Your mother was right: Eating fish does make you smarter. A Swedish study released on Monday found that eating fish regularly was linked to higher IQ levels in teenage boys.
“We discovered a clear connection between frequently eating fish and higher [teenage IQ] scores,” professor Kjell Toren, who led the study at the Sahlgrenska University Hospital in Gothenburg, said in a statement.
The study, published in this month’s issue of the child health journal Acta Paediatrica, examined the IQ scores, verbal abilities and spatial understanding of 3,972 Swedish boys in 2000 when they were 15 years old and again when they were conscripted in the military three years later.
Boys who at the age of 15 ate fish at least once a week on average scored 7 percent better on a general IQ test three years later, while those who ate fish more than once a week scored 12 percent higher, the study found.
“There was a clear connection between regular consumption of fish at the age of 15 and improved cognitive abilities at the age of 18,” said Maria Aaberg, who co-authored the report.
When it came to verbal abilities, 15-year-olds who ate fish once a week scored 4 percent higher than their peers in tests three years later, while those who ate fish more than once a week did 9 percent better.

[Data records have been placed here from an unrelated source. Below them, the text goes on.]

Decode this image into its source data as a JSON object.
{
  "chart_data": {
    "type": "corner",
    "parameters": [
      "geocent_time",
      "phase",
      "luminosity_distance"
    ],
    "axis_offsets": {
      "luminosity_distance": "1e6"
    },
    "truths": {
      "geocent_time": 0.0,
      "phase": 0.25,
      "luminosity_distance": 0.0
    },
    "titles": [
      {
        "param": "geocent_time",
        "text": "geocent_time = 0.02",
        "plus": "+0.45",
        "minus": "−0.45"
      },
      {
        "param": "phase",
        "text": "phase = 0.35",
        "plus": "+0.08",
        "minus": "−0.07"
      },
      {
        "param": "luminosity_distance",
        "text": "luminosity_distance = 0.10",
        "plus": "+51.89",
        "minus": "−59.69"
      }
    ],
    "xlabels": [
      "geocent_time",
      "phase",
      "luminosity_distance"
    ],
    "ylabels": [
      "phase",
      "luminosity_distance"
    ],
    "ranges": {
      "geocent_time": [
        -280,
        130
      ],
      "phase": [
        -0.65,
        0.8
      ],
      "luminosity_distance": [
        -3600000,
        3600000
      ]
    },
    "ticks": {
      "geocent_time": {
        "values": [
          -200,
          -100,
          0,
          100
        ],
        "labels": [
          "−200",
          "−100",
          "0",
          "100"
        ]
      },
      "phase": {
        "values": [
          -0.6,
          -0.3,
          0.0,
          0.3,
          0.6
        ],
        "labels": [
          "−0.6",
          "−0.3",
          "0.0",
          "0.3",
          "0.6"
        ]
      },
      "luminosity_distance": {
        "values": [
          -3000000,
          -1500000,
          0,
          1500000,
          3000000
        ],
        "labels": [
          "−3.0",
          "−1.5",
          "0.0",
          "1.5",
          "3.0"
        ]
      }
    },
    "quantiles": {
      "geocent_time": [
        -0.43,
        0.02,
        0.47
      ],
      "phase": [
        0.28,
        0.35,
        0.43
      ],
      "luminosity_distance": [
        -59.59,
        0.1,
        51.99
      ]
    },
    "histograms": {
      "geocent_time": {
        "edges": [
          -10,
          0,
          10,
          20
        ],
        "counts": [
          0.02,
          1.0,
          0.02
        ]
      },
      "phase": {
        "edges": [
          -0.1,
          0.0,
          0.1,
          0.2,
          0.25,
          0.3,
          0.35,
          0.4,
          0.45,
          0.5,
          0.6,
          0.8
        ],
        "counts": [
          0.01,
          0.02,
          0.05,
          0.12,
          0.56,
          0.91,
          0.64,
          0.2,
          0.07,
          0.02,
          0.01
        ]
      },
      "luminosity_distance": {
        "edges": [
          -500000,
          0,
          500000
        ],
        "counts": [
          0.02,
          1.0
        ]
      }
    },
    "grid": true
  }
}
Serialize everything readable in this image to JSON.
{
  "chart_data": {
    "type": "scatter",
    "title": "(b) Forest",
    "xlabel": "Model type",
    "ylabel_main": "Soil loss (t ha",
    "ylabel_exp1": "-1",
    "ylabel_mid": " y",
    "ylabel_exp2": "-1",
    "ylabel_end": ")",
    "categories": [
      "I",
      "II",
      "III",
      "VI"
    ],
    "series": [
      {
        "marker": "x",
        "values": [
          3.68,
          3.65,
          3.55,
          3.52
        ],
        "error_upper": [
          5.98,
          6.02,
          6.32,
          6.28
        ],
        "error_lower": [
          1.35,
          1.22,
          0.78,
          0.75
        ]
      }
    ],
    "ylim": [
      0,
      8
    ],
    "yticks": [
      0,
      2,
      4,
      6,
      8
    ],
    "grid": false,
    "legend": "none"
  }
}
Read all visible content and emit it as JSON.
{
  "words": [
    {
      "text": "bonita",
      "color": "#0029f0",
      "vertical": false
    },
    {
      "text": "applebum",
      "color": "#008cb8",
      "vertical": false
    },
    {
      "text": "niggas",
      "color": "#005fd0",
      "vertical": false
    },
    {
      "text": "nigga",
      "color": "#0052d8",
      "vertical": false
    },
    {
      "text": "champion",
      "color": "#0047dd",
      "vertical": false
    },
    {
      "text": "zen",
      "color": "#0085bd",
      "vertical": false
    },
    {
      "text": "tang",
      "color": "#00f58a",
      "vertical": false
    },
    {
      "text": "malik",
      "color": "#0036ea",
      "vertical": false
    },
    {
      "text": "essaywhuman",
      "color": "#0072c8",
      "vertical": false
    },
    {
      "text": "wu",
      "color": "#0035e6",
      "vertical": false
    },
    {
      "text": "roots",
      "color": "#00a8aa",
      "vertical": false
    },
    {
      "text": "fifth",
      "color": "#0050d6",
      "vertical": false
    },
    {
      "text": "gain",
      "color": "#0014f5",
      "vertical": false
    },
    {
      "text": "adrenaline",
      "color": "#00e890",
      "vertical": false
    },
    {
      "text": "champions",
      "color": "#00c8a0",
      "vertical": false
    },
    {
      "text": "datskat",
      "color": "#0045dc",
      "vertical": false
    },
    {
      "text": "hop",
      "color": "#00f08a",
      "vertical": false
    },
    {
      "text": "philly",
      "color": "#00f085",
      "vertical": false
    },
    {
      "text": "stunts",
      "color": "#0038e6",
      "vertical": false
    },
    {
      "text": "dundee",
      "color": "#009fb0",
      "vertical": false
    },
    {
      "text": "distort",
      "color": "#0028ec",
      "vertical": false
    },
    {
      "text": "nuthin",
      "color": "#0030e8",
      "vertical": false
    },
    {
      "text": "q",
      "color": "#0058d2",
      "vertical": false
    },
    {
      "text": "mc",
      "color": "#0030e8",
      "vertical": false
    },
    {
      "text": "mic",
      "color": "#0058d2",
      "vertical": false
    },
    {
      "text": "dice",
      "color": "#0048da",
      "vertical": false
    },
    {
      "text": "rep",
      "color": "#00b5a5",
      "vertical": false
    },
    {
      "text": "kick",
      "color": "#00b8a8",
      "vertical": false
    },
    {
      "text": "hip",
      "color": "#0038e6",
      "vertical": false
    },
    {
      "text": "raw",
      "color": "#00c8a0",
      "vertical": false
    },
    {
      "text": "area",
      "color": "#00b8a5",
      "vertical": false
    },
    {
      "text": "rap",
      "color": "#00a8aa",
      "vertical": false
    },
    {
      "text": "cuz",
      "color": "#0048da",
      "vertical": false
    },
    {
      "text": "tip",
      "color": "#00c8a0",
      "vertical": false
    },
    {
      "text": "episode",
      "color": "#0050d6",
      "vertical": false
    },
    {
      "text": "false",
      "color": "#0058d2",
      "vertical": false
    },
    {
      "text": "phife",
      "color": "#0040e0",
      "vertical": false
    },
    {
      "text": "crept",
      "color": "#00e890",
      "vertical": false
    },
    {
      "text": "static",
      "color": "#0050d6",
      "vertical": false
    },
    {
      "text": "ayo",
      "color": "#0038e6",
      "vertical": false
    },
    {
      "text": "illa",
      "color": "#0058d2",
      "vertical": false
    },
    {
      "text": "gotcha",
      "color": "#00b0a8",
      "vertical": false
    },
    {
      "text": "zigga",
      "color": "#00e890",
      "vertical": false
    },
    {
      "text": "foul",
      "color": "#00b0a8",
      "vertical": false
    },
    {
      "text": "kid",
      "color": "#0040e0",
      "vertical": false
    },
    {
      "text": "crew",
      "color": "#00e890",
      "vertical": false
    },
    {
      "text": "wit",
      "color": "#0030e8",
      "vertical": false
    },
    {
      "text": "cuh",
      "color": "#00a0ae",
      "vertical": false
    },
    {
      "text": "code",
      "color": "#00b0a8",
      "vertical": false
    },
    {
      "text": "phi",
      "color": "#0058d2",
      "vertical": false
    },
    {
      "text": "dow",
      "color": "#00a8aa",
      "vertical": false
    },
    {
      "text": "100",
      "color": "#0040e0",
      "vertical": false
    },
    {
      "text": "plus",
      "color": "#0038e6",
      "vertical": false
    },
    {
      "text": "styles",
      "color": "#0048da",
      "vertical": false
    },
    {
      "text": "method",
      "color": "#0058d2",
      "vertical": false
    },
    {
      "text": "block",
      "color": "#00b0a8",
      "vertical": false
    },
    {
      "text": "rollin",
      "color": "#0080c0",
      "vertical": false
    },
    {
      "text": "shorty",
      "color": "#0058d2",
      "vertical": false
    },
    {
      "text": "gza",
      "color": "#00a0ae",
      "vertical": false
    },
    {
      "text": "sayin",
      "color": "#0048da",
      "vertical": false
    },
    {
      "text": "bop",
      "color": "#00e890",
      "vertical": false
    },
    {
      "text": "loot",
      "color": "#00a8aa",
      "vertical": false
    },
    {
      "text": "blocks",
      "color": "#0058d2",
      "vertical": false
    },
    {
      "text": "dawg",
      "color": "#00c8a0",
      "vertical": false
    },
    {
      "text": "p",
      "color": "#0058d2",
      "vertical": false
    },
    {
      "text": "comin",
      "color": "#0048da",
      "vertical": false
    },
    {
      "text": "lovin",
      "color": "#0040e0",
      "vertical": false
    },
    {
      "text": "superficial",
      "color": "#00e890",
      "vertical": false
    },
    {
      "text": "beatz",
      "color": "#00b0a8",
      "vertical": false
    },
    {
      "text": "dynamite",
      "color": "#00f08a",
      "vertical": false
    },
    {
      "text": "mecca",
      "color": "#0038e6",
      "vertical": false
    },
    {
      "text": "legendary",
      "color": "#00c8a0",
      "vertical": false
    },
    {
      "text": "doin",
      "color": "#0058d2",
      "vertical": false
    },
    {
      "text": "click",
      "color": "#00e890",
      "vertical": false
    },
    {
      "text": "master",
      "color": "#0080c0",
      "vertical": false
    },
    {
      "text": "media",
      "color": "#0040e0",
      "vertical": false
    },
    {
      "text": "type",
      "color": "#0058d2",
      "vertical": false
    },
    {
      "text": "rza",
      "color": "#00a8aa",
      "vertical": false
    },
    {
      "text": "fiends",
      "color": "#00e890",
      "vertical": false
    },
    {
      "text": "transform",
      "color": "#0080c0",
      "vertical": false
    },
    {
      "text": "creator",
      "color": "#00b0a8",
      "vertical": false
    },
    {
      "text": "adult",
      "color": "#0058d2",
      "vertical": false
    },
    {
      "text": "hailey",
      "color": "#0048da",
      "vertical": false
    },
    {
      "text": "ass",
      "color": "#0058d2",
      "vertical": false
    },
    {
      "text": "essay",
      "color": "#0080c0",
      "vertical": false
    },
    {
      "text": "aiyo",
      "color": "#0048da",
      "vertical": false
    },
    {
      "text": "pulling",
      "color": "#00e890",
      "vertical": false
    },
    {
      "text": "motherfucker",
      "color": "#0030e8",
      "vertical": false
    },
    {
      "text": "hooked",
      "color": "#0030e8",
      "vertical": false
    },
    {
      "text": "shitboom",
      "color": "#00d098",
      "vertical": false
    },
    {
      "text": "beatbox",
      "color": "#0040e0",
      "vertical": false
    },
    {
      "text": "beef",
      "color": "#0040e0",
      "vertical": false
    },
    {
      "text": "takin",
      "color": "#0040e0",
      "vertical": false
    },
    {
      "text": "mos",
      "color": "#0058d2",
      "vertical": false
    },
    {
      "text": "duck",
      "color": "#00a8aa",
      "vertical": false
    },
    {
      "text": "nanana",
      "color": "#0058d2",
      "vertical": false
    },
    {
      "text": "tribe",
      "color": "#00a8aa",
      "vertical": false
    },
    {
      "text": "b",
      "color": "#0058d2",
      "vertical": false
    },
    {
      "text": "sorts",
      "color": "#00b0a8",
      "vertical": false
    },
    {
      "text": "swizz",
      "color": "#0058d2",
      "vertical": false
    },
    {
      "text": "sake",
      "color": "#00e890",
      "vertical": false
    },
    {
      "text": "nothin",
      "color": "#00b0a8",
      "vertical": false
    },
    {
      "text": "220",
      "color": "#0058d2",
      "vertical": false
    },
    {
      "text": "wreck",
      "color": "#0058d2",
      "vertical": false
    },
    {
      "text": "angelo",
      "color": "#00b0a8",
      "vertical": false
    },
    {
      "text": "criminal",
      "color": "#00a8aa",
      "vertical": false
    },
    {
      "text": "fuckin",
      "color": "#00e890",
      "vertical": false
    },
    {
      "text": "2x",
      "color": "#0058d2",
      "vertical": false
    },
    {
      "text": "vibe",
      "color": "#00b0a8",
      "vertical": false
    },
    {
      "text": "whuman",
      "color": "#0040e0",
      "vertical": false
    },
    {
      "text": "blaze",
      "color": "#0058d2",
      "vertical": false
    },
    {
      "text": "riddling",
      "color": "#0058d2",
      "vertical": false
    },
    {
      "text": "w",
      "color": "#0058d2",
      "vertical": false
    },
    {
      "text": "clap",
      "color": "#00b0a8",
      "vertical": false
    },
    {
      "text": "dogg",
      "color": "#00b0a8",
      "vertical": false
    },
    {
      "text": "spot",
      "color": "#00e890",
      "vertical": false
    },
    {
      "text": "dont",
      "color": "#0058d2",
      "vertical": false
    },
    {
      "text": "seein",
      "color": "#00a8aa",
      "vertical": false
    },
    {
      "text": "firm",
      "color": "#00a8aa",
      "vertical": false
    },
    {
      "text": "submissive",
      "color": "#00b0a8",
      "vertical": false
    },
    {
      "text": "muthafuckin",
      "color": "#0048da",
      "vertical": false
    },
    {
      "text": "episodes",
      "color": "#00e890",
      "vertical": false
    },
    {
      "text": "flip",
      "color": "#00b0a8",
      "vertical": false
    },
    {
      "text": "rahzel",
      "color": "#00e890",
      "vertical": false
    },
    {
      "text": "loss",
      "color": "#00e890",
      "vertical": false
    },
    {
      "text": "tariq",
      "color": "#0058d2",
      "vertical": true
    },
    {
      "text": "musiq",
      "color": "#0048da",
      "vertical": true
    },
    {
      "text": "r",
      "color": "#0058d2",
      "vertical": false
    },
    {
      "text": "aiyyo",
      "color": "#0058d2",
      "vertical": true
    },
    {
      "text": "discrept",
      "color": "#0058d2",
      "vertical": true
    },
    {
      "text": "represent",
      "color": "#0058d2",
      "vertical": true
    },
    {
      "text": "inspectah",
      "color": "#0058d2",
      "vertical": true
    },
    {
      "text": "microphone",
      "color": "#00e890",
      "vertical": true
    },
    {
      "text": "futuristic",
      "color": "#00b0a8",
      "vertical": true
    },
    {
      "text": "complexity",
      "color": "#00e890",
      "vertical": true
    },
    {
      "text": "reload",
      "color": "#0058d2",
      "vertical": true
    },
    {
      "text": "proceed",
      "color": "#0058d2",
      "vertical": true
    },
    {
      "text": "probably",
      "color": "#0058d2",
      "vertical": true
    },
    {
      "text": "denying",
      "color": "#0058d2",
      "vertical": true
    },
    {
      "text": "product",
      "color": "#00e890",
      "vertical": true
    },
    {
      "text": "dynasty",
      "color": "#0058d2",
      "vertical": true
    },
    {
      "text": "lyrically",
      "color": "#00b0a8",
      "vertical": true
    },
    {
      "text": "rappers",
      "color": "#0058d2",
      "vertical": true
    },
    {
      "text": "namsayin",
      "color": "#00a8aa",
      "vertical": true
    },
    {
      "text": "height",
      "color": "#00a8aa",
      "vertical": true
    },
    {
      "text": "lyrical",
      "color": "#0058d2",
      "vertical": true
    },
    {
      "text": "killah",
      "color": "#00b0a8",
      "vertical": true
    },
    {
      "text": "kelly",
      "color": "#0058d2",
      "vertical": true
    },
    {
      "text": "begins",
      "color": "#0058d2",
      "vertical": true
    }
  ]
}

As for spatial understanding, fish eaters did 7 percent and 11 percent better respectively in tests at the age of 15 and 18.
Fish is a direct source of omega-3 fatty acids, which have been shown to be essential for cognitive development and normal brain functioning, and a number of international studies have shown that eating fish during pregnancy improves fetal intellectual development.
Other studies have found that fish consumption can slow cognitive decline in elderly people.
Aaberg said the Swedish study took into account variables such as ethnicity and the education levels of the boys’ parents.
The researchers have now begun examining whether consumption of particular types of fish has an impact on intellectual development.